Getting back to Field Day, which is another step in the learning process, I was privy to some of the preparations as they were discussed during the aforementioned continuing education classes. Most of it was over my head, Dipoles I vaguely remembered from class, G5RV and some sort of Beam was totally foreign as was a few other terms used. There was also somebody called cranky who was apparently from out of town, why have him if he is that cranky. Cranky was mentioned so many times, when he was arriving, where to put him that I had to ask. It turned out Cranky was a crank up tower and I ended up having a fairly close relationship with the cranky thing, going up and coming down.
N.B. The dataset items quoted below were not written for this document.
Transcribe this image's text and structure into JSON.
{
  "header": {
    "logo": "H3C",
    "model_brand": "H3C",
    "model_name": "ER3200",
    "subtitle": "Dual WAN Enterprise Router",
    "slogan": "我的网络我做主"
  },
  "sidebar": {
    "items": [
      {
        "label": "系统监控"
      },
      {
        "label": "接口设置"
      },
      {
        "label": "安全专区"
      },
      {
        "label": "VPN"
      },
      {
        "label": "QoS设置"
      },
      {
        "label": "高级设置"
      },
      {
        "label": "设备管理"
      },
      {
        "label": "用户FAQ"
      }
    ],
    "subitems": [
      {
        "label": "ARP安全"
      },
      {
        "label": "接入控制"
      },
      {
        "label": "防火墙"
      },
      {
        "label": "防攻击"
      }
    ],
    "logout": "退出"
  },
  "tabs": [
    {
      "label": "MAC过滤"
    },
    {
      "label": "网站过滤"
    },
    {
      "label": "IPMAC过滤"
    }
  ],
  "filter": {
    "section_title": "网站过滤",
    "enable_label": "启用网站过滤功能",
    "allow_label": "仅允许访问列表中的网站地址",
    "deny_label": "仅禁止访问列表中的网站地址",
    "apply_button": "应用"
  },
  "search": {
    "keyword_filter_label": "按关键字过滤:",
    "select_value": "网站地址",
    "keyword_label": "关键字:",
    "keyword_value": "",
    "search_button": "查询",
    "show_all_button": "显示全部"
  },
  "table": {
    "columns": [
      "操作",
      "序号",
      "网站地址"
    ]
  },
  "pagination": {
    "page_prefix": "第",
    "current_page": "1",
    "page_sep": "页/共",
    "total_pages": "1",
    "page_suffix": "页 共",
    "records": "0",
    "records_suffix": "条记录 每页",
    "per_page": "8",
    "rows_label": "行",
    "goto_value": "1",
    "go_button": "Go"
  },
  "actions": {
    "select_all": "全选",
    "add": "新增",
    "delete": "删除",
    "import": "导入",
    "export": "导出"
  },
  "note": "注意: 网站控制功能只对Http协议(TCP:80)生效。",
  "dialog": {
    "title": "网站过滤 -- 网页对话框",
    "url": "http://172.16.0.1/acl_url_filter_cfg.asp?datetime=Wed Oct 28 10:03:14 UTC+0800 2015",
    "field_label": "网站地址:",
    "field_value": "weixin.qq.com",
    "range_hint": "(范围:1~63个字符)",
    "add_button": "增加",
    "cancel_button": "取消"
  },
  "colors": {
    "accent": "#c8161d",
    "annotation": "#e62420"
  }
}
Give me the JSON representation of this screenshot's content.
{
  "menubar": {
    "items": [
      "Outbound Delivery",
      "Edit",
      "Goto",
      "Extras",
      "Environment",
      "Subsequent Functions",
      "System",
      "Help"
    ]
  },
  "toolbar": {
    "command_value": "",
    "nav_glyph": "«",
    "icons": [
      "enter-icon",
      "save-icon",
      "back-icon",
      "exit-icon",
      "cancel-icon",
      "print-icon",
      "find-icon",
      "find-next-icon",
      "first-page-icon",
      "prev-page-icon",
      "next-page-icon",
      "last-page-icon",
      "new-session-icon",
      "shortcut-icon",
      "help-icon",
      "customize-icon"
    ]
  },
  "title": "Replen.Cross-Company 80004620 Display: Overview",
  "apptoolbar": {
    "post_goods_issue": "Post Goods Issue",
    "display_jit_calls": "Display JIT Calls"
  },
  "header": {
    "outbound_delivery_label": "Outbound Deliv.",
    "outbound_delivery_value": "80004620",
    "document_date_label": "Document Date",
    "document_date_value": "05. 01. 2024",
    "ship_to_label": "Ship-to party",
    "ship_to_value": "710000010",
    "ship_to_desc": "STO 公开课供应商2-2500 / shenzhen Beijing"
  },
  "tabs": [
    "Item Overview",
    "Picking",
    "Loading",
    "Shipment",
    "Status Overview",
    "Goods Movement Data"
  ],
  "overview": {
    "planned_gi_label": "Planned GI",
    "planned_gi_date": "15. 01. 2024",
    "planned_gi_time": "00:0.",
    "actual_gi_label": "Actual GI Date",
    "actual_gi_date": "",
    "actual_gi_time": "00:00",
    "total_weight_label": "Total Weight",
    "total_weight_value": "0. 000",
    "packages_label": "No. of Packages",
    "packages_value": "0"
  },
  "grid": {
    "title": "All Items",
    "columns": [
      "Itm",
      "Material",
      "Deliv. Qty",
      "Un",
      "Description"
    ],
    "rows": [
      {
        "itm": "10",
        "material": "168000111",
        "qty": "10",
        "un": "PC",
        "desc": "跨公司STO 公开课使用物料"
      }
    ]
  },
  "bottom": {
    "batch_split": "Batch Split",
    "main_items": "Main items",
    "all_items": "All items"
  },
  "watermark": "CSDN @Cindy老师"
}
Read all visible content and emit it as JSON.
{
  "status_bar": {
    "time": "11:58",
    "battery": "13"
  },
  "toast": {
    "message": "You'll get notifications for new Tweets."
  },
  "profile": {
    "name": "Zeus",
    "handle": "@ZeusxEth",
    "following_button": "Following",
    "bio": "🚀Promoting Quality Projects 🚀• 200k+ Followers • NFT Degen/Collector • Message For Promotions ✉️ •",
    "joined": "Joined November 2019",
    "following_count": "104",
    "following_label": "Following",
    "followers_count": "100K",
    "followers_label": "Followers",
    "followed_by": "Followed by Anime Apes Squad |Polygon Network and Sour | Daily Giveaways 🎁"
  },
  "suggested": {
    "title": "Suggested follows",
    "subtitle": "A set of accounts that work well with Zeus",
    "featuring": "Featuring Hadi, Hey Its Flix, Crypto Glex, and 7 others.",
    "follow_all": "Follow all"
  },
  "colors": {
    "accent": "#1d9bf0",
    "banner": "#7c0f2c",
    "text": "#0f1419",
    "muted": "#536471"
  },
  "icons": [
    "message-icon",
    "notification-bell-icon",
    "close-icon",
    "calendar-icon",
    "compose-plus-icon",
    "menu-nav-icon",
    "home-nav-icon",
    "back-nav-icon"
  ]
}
Field Day arrived and I showed up at the Haney museum site by the old look-out tower. If I remember correctly the first order of business was to erect a rather decrepit guyed walled tent of indeterminate vintage, it has since passed on to another organization. Putting up this tent takes at least six to eight people, I will resist the temptation to interject here “ how many Hams does it take to put up an old canvas tent?”….” anyway, the tent was being held up by numerous bodies inside when we realize that the guy ropes were on the inside, that’s not going to work! Well we start again and get it right. Cranky arrives by this time and it is all hands to the windlass, up it goes, sticks, give it a shake and crank again and slowly it pierces the sky, quite impressive. Of course there are numerous wires hanging of it and giant TV type beam wobbling around at the top, all foreign stuff to me. This is turning out to be an interesting day and we haven’t even got a radio turned on yet, we still have to fire up the generator, tie a mast to a sturdy fence post and hang more wire. Apparently we haven’t got enough wires up in the air yet, antennas that is, see I am learning, so we have to fire another one up and over a tree. I am assured by RLE that this is a simple case of using fishing line a weight and a slingshot, I understand the principle of it, and is done on a first attempt, usually. I have since forgotten how many times HDY and myself assisted RLE in this task, perhaps it was our “help” that delayed the final deployment of this antenna. Finally everything was ready and operators were anxiously standing by to get on the air but that too is another story.
All in all it was an interesting, educational and fun filled morning.
And I am still learning, slowly.
Note that no names were used in the foregoing to protect identities.